Could you try latest F20 lvm2 as well? That version of lvm2 accepts bcache0 as a PV by default, and I think that this will enable LUKS as well.
Thanks for the suggestion; I installed F20 lvm2 and its dependencies. Unfortunately it didn't help. The layering is: filesystems lvm2 luks bcache md disks My understanding is that this will be assembled from the bottom-up, such that the next layer up is assembled from the one below it according to how the device is probed/labelled/detected. So I wouldn't expect lvm to act on bcache directly at all.
You're right, but lvm2 was worth a try. Will get back on this one later.
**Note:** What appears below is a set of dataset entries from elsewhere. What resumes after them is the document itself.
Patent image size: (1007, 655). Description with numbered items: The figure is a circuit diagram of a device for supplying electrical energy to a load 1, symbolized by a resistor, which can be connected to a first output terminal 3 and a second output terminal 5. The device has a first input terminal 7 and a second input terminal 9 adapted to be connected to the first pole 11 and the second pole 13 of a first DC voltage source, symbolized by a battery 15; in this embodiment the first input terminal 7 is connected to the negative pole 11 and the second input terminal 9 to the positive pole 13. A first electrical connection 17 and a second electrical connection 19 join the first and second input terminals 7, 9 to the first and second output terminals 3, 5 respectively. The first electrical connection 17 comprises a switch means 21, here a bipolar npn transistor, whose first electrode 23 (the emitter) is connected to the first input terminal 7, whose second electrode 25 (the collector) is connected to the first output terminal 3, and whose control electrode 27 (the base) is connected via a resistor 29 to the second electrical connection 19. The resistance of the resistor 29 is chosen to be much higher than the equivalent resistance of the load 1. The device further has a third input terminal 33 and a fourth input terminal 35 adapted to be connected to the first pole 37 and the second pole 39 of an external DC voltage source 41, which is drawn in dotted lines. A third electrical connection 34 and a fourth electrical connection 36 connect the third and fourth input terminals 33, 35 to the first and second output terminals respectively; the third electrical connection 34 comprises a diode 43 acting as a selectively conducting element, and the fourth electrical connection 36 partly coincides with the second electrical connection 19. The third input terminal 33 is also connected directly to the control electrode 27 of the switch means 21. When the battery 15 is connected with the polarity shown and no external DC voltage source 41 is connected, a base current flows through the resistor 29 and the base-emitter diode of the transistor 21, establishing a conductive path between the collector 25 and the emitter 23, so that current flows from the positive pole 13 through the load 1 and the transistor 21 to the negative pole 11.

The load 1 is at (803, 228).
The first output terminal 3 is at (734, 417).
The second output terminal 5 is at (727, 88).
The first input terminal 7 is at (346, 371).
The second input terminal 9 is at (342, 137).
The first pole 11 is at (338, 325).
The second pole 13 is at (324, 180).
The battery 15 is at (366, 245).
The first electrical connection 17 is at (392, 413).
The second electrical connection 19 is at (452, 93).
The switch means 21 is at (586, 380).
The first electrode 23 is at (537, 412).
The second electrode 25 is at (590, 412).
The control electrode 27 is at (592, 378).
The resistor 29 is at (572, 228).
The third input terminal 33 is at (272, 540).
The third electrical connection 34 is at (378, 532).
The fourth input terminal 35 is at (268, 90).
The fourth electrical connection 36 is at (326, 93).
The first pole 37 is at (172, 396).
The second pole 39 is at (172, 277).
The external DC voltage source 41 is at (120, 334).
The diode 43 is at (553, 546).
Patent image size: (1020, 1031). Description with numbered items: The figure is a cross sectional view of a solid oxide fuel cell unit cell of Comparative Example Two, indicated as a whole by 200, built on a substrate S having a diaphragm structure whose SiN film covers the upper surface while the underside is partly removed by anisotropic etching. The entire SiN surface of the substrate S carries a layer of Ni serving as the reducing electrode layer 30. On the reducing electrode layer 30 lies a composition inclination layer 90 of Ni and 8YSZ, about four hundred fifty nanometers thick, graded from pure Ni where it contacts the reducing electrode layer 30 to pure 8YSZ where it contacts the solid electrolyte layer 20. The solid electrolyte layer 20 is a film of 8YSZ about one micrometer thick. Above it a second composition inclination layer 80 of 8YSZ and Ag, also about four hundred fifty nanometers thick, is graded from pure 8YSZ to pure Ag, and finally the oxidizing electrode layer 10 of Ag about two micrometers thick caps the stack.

To be sure: it works without bcache in between?
And another thing: could you check if /etc/crypttab is reflecting the current situation?
Unfortunately, I can't easily test without bcache since the disks are already populated. Good suggestion about crypttab; the bcache0 device was not listed there. I added it and will try a reboot later to see if it fixes/changes things.
OK, fantastic, that seems to have done the trick. So I guess there's no bug here after all?
No bug indeed, thanks for testing bcache-tools.